I was there to cover the murder trial of an Irish war bride, Bridget Waters, who had come to Nevada to contest the divorce of a Nevadan who had married her and fathered their child while he was in the U.S. Army Air Corps in Northern Ireland.
She contested the divorce, all right. She shot him.
But what I remember most about that trip was the guided tour Bugsy Siegel gave the assembled press to his then-building Taj Mahal of hotel-casinos, the Flamingo.
Michelangelo was never prouder of any of his works than Bugsy was of that pink palace. He lovingly described every crystal in every chandelier. He spoke glowingly of the future of Las Vegas. There were only two hotels on the Strip in those days, but Bugsy predicted they soon would be wall-to-wall. He foresaw the round-the-clock gambling, the building boom, the great show places. Las Vegas would become the live-entertainment capital of the country, he bet. Great sporting events would be held there.
Bugsy's vision for Vegas was right on the mark. Unfortunately, so was the gunman who shot him through the window of his mansion in Beverly Hills the next spring.
Like Bridget Waters' husband, Bugsy got shot to death. Only, no one ever went to trial for Bugsy's death. It had not been a crime of passion. It had been a business deal. His shadow partners had not understood Bugsy's vision or, more to the point, had not become familiar with what was to become a staple of American commerce--the cost overrun. Bugsy wasn't cheating anybody. The honest contractors were. The Flamingo became Bugsy's headstone. In a way, all Las Vegas did.
I bring this up because I had lunch with the new breed of Las Vegas entrepreneur the other day. Steve Wynn didn't come west in a bulletproof car with a satchel of someone else's money. He came out of the prestigious Wharton School of Finance at an Ivy League institution, the University of Pennsylvania, with a degree in business management. He was as yuppie as they come. He was on his way to Wall Street, junk bonds, the BMW, fax machines and a mooring at Rye when he took a detour to run the family bingo business in Maryland.

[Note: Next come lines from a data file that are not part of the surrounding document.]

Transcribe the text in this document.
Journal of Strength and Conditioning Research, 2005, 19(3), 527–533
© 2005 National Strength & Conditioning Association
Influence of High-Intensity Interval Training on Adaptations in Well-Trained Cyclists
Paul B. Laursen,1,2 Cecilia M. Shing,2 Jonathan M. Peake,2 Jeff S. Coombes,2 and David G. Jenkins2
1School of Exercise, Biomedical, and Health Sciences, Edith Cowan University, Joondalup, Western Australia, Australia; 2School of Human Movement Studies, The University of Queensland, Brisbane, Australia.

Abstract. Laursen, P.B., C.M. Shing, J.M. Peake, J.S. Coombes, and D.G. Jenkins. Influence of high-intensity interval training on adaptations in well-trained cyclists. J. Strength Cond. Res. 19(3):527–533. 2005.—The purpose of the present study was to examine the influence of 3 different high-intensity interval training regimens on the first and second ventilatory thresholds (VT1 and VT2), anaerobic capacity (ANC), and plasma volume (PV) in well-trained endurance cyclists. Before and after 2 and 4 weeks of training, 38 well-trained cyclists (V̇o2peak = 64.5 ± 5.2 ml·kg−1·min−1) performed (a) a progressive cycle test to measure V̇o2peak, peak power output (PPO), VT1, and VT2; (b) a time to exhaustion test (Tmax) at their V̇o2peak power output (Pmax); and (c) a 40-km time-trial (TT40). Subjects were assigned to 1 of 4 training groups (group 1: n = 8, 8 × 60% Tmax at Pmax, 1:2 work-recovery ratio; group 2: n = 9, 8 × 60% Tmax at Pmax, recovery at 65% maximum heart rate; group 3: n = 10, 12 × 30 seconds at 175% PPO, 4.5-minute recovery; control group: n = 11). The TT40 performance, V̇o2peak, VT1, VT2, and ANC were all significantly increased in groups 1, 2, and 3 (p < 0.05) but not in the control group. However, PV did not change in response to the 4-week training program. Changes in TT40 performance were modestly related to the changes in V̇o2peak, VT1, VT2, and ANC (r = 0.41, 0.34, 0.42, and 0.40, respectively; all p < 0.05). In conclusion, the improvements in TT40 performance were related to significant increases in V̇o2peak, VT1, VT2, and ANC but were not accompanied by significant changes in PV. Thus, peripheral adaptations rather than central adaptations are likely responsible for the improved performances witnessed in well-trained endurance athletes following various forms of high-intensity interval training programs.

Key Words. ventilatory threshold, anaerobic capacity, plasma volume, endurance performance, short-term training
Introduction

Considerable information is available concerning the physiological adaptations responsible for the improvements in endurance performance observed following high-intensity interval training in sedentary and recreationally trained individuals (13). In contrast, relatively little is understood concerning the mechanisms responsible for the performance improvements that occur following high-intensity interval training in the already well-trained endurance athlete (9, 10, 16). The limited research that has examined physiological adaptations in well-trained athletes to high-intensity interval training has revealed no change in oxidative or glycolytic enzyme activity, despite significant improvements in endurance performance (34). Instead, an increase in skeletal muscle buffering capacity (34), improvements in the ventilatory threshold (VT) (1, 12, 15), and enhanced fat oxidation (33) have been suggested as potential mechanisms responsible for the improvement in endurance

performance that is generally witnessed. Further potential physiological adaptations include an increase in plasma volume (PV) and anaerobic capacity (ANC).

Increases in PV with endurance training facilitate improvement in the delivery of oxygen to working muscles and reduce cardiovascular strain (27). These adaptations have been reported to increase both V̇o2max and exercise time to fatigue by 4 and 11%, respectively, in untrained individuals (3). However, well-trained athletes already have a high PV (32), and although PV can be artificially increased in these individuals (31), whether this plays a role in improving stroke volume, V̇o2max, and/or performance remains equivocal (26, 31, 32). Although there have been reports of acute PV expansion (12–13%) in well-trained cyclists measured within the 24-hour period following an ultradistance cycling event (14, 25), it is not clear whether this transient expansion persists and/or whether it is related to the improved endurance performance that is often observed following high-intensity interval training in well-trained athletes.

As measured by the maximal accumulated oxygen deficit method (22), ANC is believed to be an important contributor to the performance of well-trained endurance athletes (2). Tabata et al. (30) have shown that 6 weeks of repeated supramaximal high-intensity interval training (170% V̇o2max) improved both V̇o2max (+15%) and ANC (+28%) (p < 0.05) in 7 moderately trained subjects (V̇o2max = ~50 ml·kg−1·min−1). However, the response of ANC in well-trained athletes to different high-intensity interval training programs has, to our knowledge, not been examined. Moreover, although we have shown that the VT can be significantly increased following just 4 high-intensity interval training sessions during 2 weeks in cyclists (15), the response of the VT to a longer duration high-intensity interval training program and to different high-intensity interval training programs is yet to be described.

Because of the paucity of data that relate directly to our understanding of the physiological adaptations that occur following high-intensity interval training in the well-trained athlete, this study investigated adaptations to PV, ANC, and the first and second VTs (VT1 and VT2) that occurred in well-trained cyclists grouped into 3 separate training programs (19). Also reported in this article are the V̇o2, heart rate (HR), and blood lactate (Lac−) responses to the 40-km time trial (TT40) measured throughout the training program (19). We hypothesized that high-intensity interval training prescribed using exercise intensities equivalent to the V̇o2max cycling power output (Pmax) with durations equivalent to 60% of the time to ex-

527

He met and impressed the insurance tycoon, John D. MacArthur, who sent him on a chase to Las Vegas to check on some property the magnate had acquired there. "I lent a fool some money," MacArthur explained. Notes Wynn: "I found a closed hotel, an expired license." The only thing still operating was the mortgage.
Steve Wynn thought he'd stay a couple of months and then get back to the Long Island Railroad, the World Trade Center and golf in the Hamptons. But the gaming business began to fascinate him. "Wall Street didn't discover the gaming business till Atlantic City and Drexel-Burnham. Atlantic City woke up Wall Street," Wynn admits. Vegas woke up Steve Wynn.

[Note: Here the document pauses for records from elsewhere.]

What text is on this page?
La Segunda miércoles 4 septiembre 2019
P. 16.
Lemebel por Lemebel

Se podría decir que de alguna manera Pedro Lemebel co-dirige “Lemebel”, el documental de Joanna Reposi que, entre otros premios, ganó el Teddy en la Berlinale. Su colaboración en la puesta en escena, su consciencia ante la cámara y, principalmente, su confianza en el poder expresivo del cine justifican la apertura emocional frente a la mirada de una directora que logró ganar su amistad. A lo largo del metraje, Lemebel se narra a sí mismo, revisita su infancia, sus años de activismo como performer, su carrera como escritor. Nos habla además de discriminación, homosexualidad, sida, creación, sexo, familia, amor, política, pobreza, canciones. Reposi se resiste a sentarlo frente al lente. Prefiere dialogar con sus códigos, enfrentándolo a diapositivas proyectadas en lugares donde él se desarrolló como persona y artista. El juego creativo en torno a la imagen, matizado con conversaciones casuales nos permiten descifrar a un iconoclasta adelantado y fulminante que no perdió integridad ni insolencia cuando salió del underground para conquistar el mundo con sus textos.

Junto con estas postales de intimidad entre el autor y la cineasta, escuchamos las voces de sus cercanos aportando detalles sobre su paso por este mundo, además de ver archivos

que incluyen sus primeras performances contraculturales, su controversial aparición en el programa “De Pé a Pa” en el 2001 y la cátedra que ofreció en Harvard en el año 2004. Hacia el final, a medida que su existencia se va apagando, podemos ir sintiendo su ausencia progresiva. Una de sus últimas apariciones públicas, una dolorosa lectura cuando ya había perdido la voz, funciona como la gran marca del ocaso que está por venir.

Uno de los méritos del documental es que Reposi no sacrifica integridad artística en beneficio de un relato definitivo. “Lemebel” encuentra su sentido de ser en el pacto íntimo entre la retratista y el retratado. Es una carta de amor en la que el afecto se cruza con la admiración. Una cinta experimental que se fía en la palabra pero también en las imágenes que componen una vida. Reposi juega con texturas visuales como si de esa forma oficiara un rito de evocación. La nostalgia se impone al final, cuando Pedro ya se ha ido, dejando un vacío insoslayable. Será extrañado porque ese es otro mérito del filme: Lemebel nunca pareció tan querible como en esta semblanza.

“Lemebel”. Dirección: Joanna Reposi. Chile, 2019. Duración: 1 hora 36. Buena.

Ownership in Las Vegas has largely passed from early-day hoods to Latter-day Saints, and when Wynn discovered what he called "the usual shenanigans, unlisted partners better known to the Detroit police" in the books, he unloaded the casino and began to buy into a downtown casino, the Golden Nugget. He hooked up with a Mormon banker to build a $14-million 600-room hotel on it. Wynn's aggressive management and attention to promotion made it a highly competitive entity.
State lotteries, off-track betting and local-option gambling are supposed to be turning Vegas into a ghost town, but Steve Wynn is putting the finishing touches on the first new Strip hotel in Vegas in years, the glittering 3,000-room Mirage. And its inaugural event will be the Sugar Ray Leonard-Roberto Duran fight on Dec. 7.
Fights have always been super-important to Las Vegas. They were super-important to Nevada. Reno had the Johnson-Jeffries fight; Goldfield had Joe Gans-Battling Nelson; Tonopah had Gans-Kid Herman. Max Baer fought Paolino Uzcudun and King Levinsky there.
Wynn wanted a big fight for his big opening. Leonard-Duran III became available when negotiations for the fight by Caesars stalled on the point that Caesars wanted a 2-for-1 package. They wanted the next Leonard-Thomas Hearns bout as well. Leonard's camp balked.
Wynn contacted Leonard's manager/lawyer, Mike Trainer. "I don't want a bidding war but I want the fight," he began. "You can have the fight for $8 million, no further commitments," Trainer told him. "Done," agreed Steve Wynn.
Wynn sees the fight as an act of faith in the future of Las Vegas: "They said three things were working against us: (1) the worst recession since 1929; (2) the airline turmoil caused by deregulation; (3) the placing of crap tables only minutes from New York City.
"We think Duran-Leonard will make history and we'll be part of it. Vegas is just growing. We'll have 70,000 rooms and grosses in the billions. If you can't have a good time in Vegas, where can you?"
Bugsy Siegel staked his life on the future of Vegas. Compared to that, Steve Wynn figures, what's a few hundred million?